Giuliano will be the first person to tell you that he needs to work on developing his skills, but his energy and determination has brought a whole new attitude to the Kings locker room. The 5-foot-9, 205-pounder from New Hampshire has a work ethic that is admirable and his passion has earned him a spot in Los Angeles. In regards to whether Giuliano had solidified a role in the Kings line-up, the head coach of Los Angeles Andy Murray commented that "he is a King."

Nine additional players have been juggled between the East Coast and West Coast this season, racking up a ton of frequent flyer miles. Clarke, the first California native to wear the Kings sweater, has made the cross-country trip a couple of times along with fellow teammates center Matt Ryan, left wing Ryan Flinn and goaltender Adam Hauser. Defenseman Richard Petiot is the most traveled Monarchs/Kings player, having made the trek to Los Angeles four times in the first half of the season alone.

All-Star defenseman Denis Grebeshkov has also had his shot with the Kings. A 6-foot-1, 195-pound native of Yaroslavl, Russia, and first-round draft pick of the Kings (18th overall) in the 2002 NHL Entry Draft, Grebeshkov led all AHL defensemen during the 2004-05 season with 44 assists. He will make his second consecutive All-Star appearance at the 2006 Rbk Hockey AHL All-Star Classic in Winnipeg next week.

Rookie left wing Jeff Tambellini made his NHL debut at the United Center when the Kings played the Chicago Blackhawks on November 30. The University of Michigan standout was leading the Monarchs in scoring at the time of his recall and appeared in four games with the Kings. He will be joining Grebeshkov in Winnipeg next week in his first All-Star appearance.

Left wing Petr Kanko had a picture perfect NHL debut versus the Mighty Ducks of Anaheim on December 16, scoring his first NHL goal to tie the game in the eventual 4-3 Kings shootout victory.

At the beginning of the season, center Connor James signed an AHL standard player contract. James skated his heart out each and every night for the Monarchs. Then on January 4, the Kings rewarded the 23-year-old from Calgary, Alta., with his first NHL contract and a trip to the West Coast. He now has two NHL games under his belt and continues to work on his game in Manchester in the hopes of returning to Los Angeles in the future.

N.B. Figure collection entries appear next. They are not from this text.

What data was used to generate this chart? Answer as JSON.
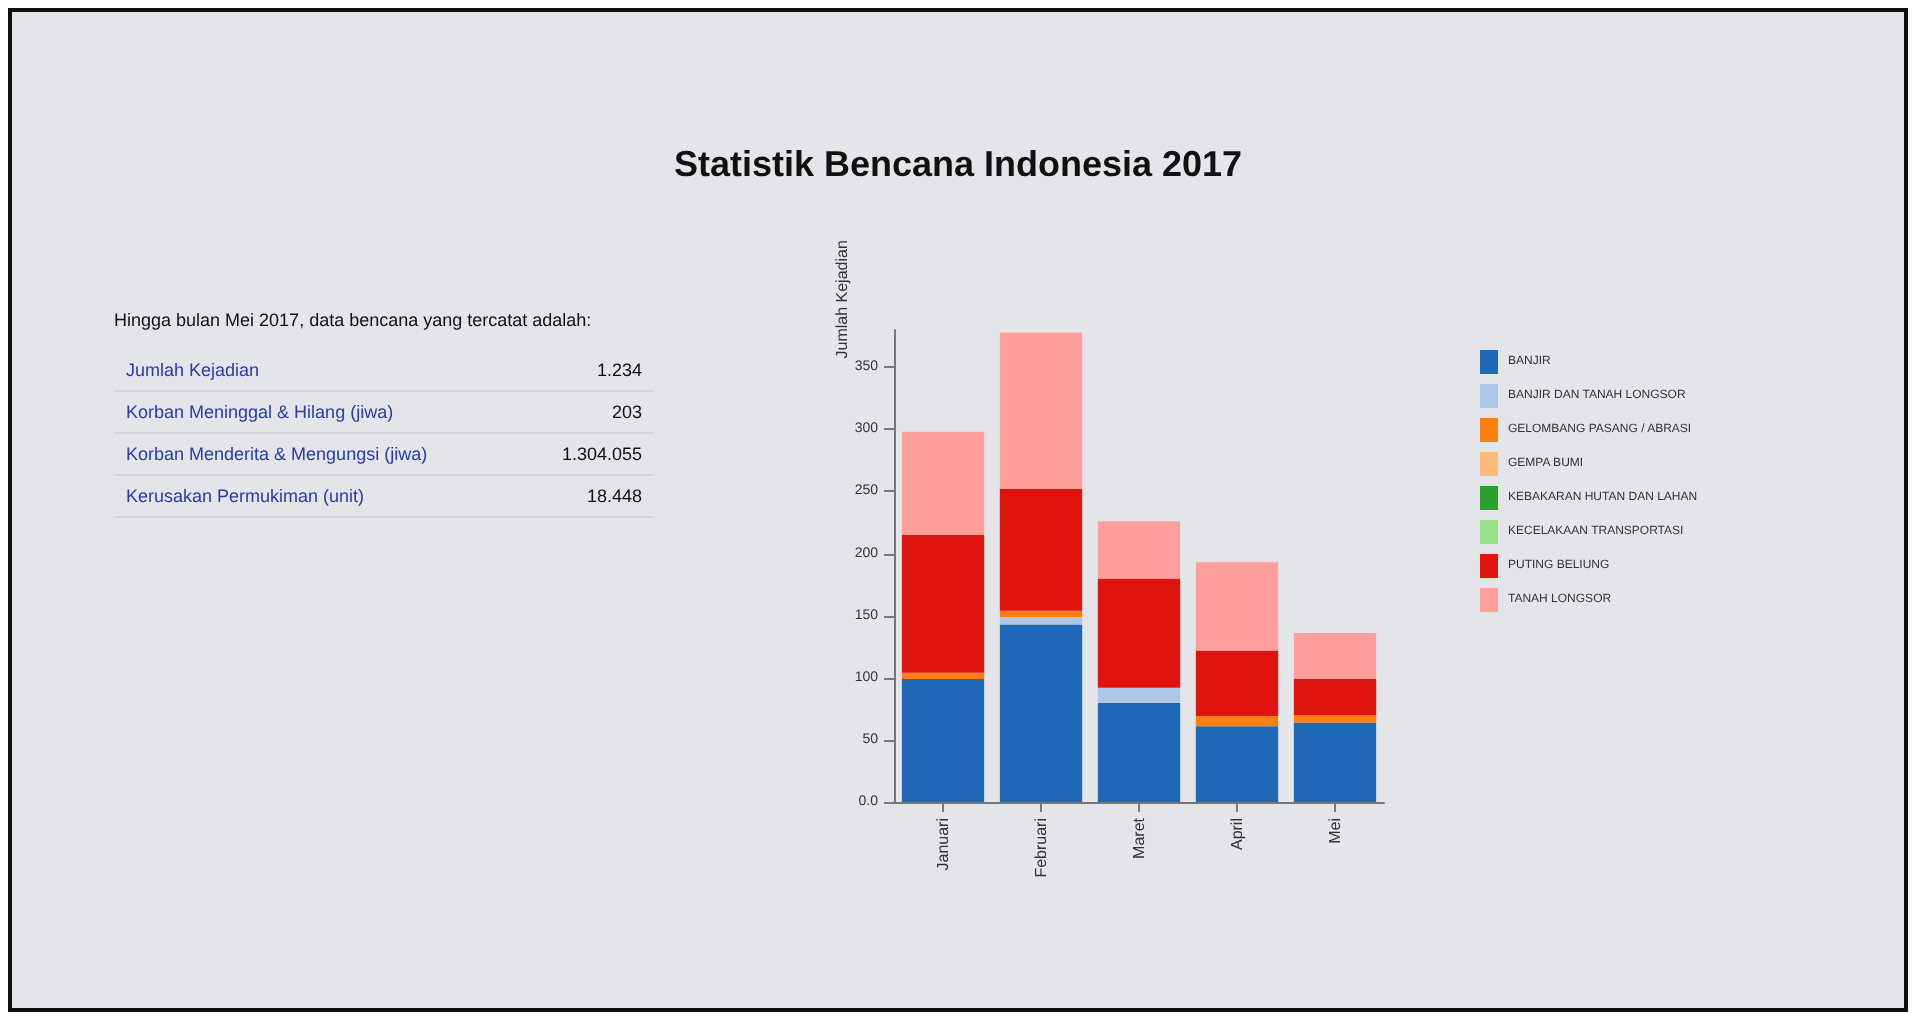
{
  "chart_data": {
    "type": "bar",
    "title": "Statistik Bencana Indonesia 2017",
    "ylabel": "Jumlah Kejadian",
    "stacked": true,
    "legend": "right",
    "grid": false,
    "categories": [
      "Januari",
      "Februari",
      "Maret",
      "April",
      "Mei"
    ],
    "ylim": [
      0,
      380
    ],
    "yticks": [
      {
        "value": 0,
        "label": "0.0"
      },
      50,
      100,
      150,
      200,
      250,
      300,
      350
    ],
    "series": [
      {
        "name": "BANJIR",
        "color": "#1f68b8",
        "values": [
          99,
          143,
          80,
          61,
          64
        ]
      },
      {
        "name": "BANJIR DAN TANAH LONGSOR",
        "color": "#aec7e8",
        "values": [
          0,
          6,
          12,
          0,
          0
        ]
      },
      {
        "name": "GELOMBANG PASANG / ABRASI",
        "color": "#ff7f0e",
        "values": [
          5,
          5,
          0,
          8,
          6
        ]
      },
      {
        "name": "GEMPA BUMI",
        "color": "#ffbb78",
        "values": [
          0,
          0,
          0,
          0,
          0
        ]
      },
      {
        "name": "KEBAKARAN HUTAN DAN LAHAN",
        "color": "#2ca02c",
        "values": [
          0,
          0,
          0,
          0,
          0
        ]
      },
      {
        "name": "KECELAKAAN TRANSPORTASI",
        "color": "#98df8a",
        "values": [
          0,
          0,
          0,
          0,
          0
        ]
      },
      {
        "name": "PUTING BELIUNG",
        "color": "#e0140f",
        "values": [
          111,
          98,
          88,
          53,
          29
        ]
      },
      {
        "name": "TANAH LONGSOR",
        "color": "#ff9e9a",
        "values": [
          83,
          126,
          46,
          71,
          37
        ]
      }
    ],
    "annotations": [
      "Hingga bulan Mei 2017, data bencana yang tercatat adalah:",
      "Jumlah Kejadian",
      "1.234",
      "Korban Meninggal & Hilang (jiwa)",
      "203",
      "Korban Menderita & Mengungsi (jiwa)",
      "1.304.055",
      "Kerusakan Permukiman (unit)",
      "18.448"
    ]
  }
}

Through all of the injuries and call-ups to the Kings, both Los Angeles and Manchester continue to win and are top contenders in their respective divisions. On several occasions, the Los Angeles Times newspaper has penned that the Monarchs have won in Los Angeles, accentuating the number of Manchester players that have been on ice for the Kings this season.

Manchester fans had the opportunity to see many of these former Monarchs in action on January 12 when the Kings traveled East to play the Boston Bruins at the TD Banknorth Garden. Monarchs fans showed up to cheer on their (former) team and the Kings players showed up to play for their fans as they beat the Bruins 6-0.

Garon earned his second shutout of the season stopping all 30 shots that he faced. Brown, Cammalleri and Corvo scored goals just as they did so many times at the Verizon Wireless Arena. Kings left wing Alexander Frolov took the energy that Monarchs fans provided from the stands to collect a hat trick on the ice.

Fans were able to cheer on Grebeshkov and Ryan who had been in Monarchs uniforms just two weeks earlier. Local boy Giuliano made a dream come true as he skated in his hometown in front of virtually a hometown crowd as he had over 80 members of his family and friends at the game to cheer him on.

The Kings players commented after the game that the fans that traveled the 53 miles south to watch the game had cheered so loud that they felt like they were playing in a home game rather than a road game.

The members of the Monarchs are proving to themselves and the world what Monarchs fans already know, that they are ready for the NHL.